Kim McCullough, a spokeswoman for Gift of Hope, would not discuss Maust specifically. Generally, though, the group must determine if a potential donor is clinically or medically eligible, McCullough said.

"Often individuals who are incarcerated have a medical/social history that includes high-risk behaviors," she said. "A couple of the behaviors defined as high-risk would be someone who has been an IV drug user, or sexual behaviors that would open the door to disease transmission of HIV, for example."

Gift of Hope also must obtain consent to accept a donation and must have a matching person to accept the organs, McCullough said. The group handles about 300 organ donation cases a year.
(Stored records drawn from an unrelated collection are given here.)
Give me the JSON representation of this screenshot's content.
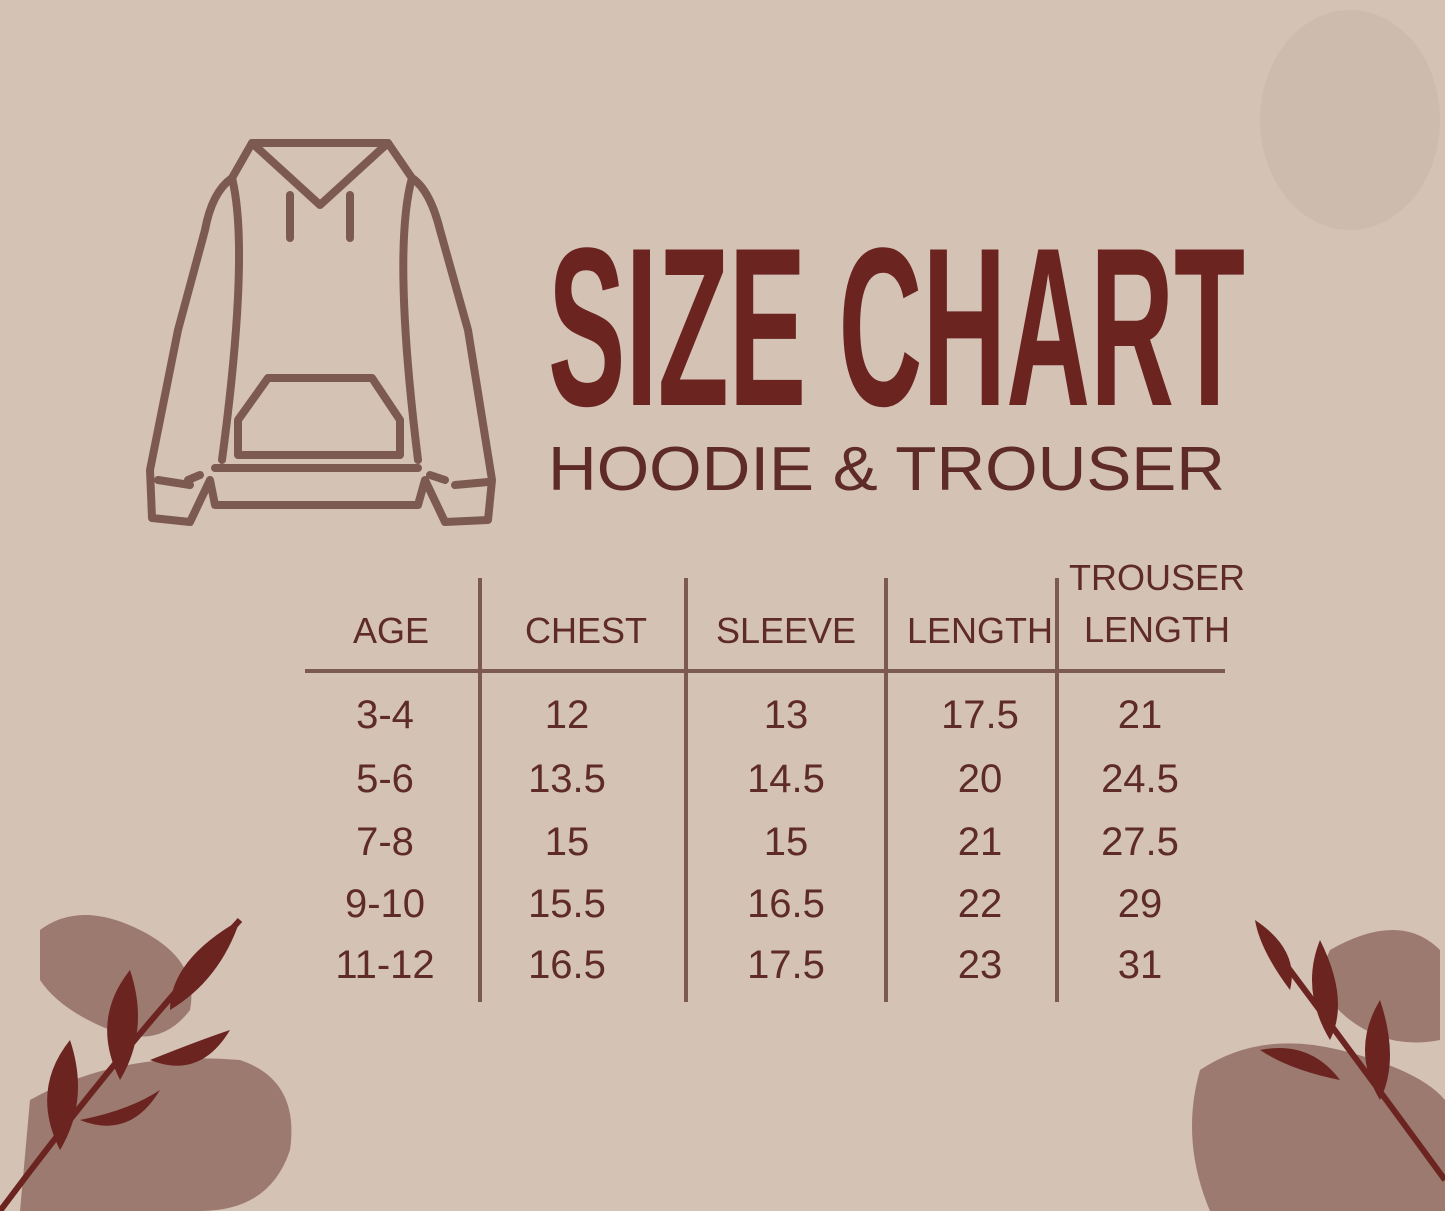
{
  "title": "SIZE CHART",
  "subtitle": "HOODIE & TROUSER",
  "table": {
    "header": [
      "AGE",
      "CHEST",
      "SLEEVE",
      "LENGTH",
      "TROUSER LENGTH"
    ],
    "rows": [
      [
        "3-4",
        "12",
        "13",
        "17.5",
        "21"
      ],
      [
        "5-6",
        "13.5",
        "14.5",
        "20",
        "24.5"
      ],
      [
        "7-8",
        "15",
        "15",
        "21",
        "27.5"
      ],
      [
        "9-10",
        "15.5",
        "16.5",
        "22",
        "29"
      ],
      [
        "11-12",
        "16.5",
        "17.5",
        "23",
        "31"
      ]
    ]
  }
}
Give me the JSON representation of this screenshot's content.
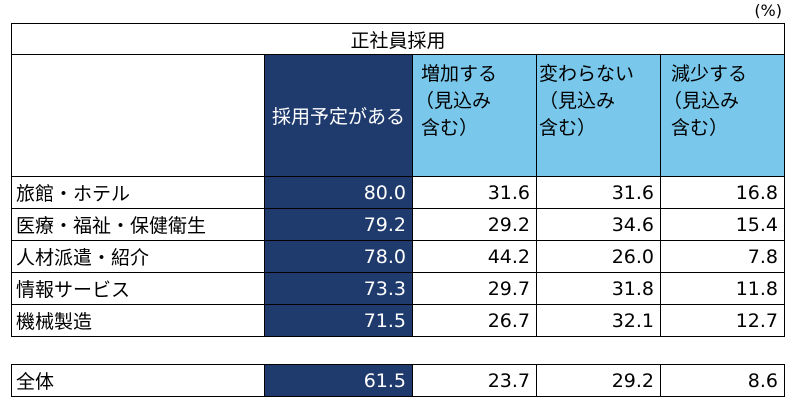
{
  "unit_label": "(%)",
  "chart_data": {
    "type": "table",
    "title": "正社員採用",
    "columns": [
      {
        "lines": [
          "採用予定がある"
        ]
      },
      {
        "lines": [
          "増加する",
          "（見込み",
          "含む）"
        ]
      },
      {
        "lines": [
          "変わらない",
          "（見込み",
          "含む）"
        ]
      },
      {
        "lines": [
          "減少する",
          "（見込み",
          "含む）"
        ]
      }
    ],
    "rows": [
      {
        "label": "旅館・ホテル",
        "values": [
          "80.0",
          "31.6",
          "31.6",
          "16.8"
        ]
      },
      {
        "label": "医療・福祉・保健衛生",
        "values": [
          "79.2",
          "29.2",
          "34.6",
          "15.4"
        ]
      },
      {
        "label": "人材派遣・紹介",
        "values": [
          "78.0",
          "44.2",
          "26.0",
          "7.8"
        ]
      },
      {
        "label": "情報サービス",
        "values": [
          "73.3",
          "29.7",
          "31.8",
          "11.8"
        ]
      },
      {
        "label": "機械製造",
        "values": [
          "71.5",
          "26.7",
          "32.1",
          "12.7"
        ]
      }
    ],
    "total": {
      "label": "全体",
      "values": [
        "61.5",
        "23.7",
        "29.2",
        "8.6"
      ]
    }
  },
  "colors": {
    "dark": "#1f3b6e",
    "light": "#79c8ec"
  }
}
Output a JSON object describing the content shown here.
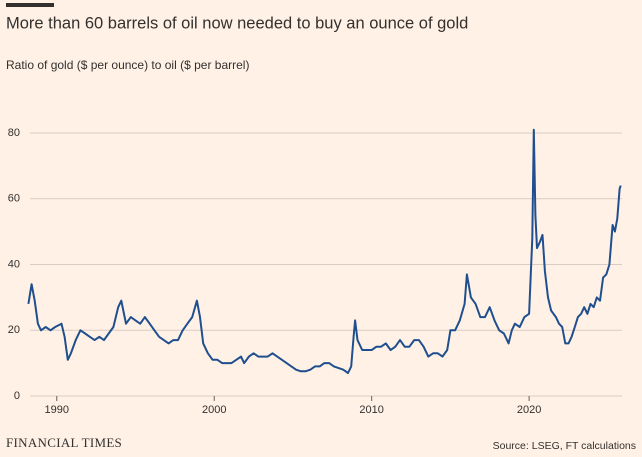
{
  "chart_data": {
    "type": "line",
    "title": "More than 60 barrels of oil now needed to buy an ounce of gold",
    "subtitle": "Ratio of gold ($ per ounce) to oil ($ per barrel)",
    "color": "#1f4f8f",
    "x": [
      1988.2,
      1988.4,
      1988.6,
      1988.8,
      1989.0,
      1989.3,
      1989.6,
      1989.9,
      1990.3,
      1990.5,
      1990.7,
      1990.9,
      1991.2,
      1991.5,
      1991.8,
      1992.1,
      1992.4,
      1992.7,
      1993.0,
      1993.3,
      1993.6,
      1993.9,
      1994.1,
      1994.4,
      1994.7,
      1995.0,
      1995.3,
      1995.6,
      1995.9,
      1996.2,
      1996.5,
      1996.8,
      1997.1,
      1997.4,
      1997.7,
      1998.0,
      1998.3,
      1998.6,
      1998.9,
      1999.1,
      1999.3,
      1999.6,
      1999.9,
      2000.2,
      2000.5,
      2000.8,
      2001.1,
      2001.4,
      2001.7,
      2001.9,
      2002.2,
      2002.5,
      2002.8,
      2003.1,
      2003.4,
      2003.7,
      2004.0,
      2004.3,
      2004.6,
      2004.9,
      2005.2,
      2005.5,
      2005.8,
      2006.1,
      2006.4,
      2006.7,
      2007.0,
      2007.3,
      2007.6,
      2007.9,
      2008.2,
      2008.5,
      2008.7,
      2008.85,
      2008.95,
      2009.1,
      2009.4,
      2009.7,
      2010.0,
      2010.3,
      2010.6,
      2010.9,
      2011.2,
      2011.5,
      2011.8,
      2012.1,
      2012.4,
      2012.7,
      2013.0,
      2013.3,
      2013.6,
      2013.9,
      2014.2,
      2014.5,
      2014.8,
      2015.0,
      2015.3,
      2015.6,
      2015.9,
      2016.05,
      2016.3,
      2016.6,
      2016.9,
      2017.2,
      2017.5,
      2017.8,
      2018.1,
      2018.4,
      2018.7,
      2018.9,
      2019.1,
      2019.4,
      2019.7,
      2020.0,
      2020.2,
      2020.3,
      2020.4,
      2020.5,
      2020.7,
      2020.85,
      2021.0,
      2021.2,
      2021.4,
      2021.7,
      2021.9,
      2022.1,
      2022.3,
      2022.5,
      2022.7,
      2022.9,
      2023.1,
      2023.3,
      2023.5,
      2023.7,
      2023.9,
      2024.1,
      2024.3,
      2024.5,
      2024.7,
      2024.9,
      2025.1,
      2025.3,
      2025.45,
      2025.6,
      2025.75,
      2025.82
    ],
    "values": [
      28,
      34,
      29,
      22,
      20,
      21,
      20,
      21,
      22,
      18,
      11,
      13,
      17,
      20,
      19,
      18,
      17,
      18,
      17,
      19,
      21,
      27,
      29,
      22,
      24,
      23,
      22,
      24,
      22,
      20,
      18,
      17,
      16,
      17,
      17,
      20,
      22,
      24,
      29,
      24,
      16,
      13,
      11,
      11,
      10,
      10,
      10,
      11,
      12,
      10,
      12,
      13,
      12,
      12,
      12,
      13,
      12,
      11,
      10,
      9,
      8,
      7.5,
      7.5,
      8,
      9,
      9,
      10,
      10,
      9,
      8.5,
      8,
      7,
      9,
      18,
      23,
      17,
      14,
      14,
      14,
      15,
      15,
      16,
      14,
      15,
      17,
      15,
      15,
      17,
      17,
      15,
      12,
      13,
      13,
      12,
      14,
      20,
      20,
      23,
      28,
      37,
      30,
      28,
      24,
      24,
      27,
      23,
      20,
      19,
      16,
      20,
      22,
      21,
      24,
      25,
      48,
      81,
      55,
      45,
      47,
      49,
      38,
      30,
      26,
      24,
      22,
      21,
      16,
      16,
      18,
      21,
      24,
      25,
      27,
      25,
      28,
      27,
      30,
      29,
      36,
      37,
      40,
      52,
      50,
      54,
      63,
      64
    ],
    "xlim": [
      1988.3,
      2025.9
    ],
    "xticks": [
      1990,
      2000,
      2010,
      2020
    ],
    "ylim": [
      0,
      80
    ],
    "yticks": [
      0,
      20,
      40,
      60,
      80
    ],
    "grid": true
  },
  "footer": {
    "brand": "FINANCIAL TIMES",
    "source": "Source: LSEG, FT calculations"
  }
}
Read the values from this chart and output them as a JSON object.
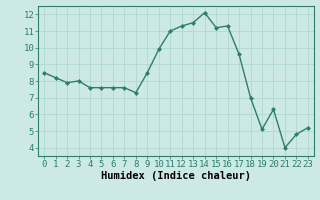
{
  "x": [
    0,
    1,
    2,
    3,
    4,
    5,
    6,
    7,
    8,
    9,
    10,
    11,
    12,
    13,
    14,
    15,
    16,
    17,
    18,
    19,
    20,
    21,
    22,
    23
  ],
  "y": [
    8.5,
    8.2,
    7.9,
    8.0,
    7.6,
    7.6,
    7.6,
    7.6,
    7.3,
    8.5,
    9.9,
    11.0,
    11.3,
    11.5,
    12.1,
    11.2,
    11.3,
    9.6,
    7.0,
    5.1,
    6.3,
    4.0,
    4.8,
    5.2
  ],
  "line_color": "#2e7d6e",
  "marker": "D",
  "marker_size": 2.0,
  "bg_color": "#cce9e5",
  "grid_color": "#b0d8d3",
  "xlabel": "Humidex (Indice chaleur)",
  "xlim": [
    -0.5,
    23.5
  ],
  "ylim": [
    3.5,
    12.5
  ],
  "yticks": [
    4,
    5,
    6,
    7,
    8,
    9,
    10,
    11,
    12
  ],
  "xticks": [
    0,
    1,
    2,
    3,
    4,
    5,
    6,
    7,
    8,
    9,
    10,
    11,
    12,
    13,
    14,
    15,
    16,
    17,
    18,
    19,
    20,
    21,
    22,
    23
  ],
  "tick_label_fontsize": 6.5,
  "xlabel_fontsize": 7.5,
  "linewidth": 1.0
}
Jeffrey Maust and Reyes, who is disabled, both live out of state and said they may not be able to come to Indiana to arrange for David Maust's funeral arrangements.

"I've been told he'll get a pauper's burial," Jeffrey Maust said. "I hope that doesn't happen."

Maust was sentenced last month in the 2003 Hammond killings of Michael Dennis, Nicholas James and James Raganyi. He also was convicted in the 1974 killing of a teenager in Germany when Maust was in the Army and in the 1981 killing of a Chicago teenager in Elgin.

'I did what I could'

Reyes said David Maust's death marks the end of 51 years of suffering her son caused her.

In his suicide note, Maust said he wished his mother drowned him as a baby "because she hated me all my life."

"I did what I could," Reyes said of raising David Maust in Chicago. "I couldn't keep up with David. He was always running away and hiding from me."

Reyes said her son blamed her for his being placed in a Chicago mental institution as a child. But she said the school system actually placed him there.

"I'd visit him there and he'd steal my purse and all my money," she said. "He treated me badly. I think he called that love."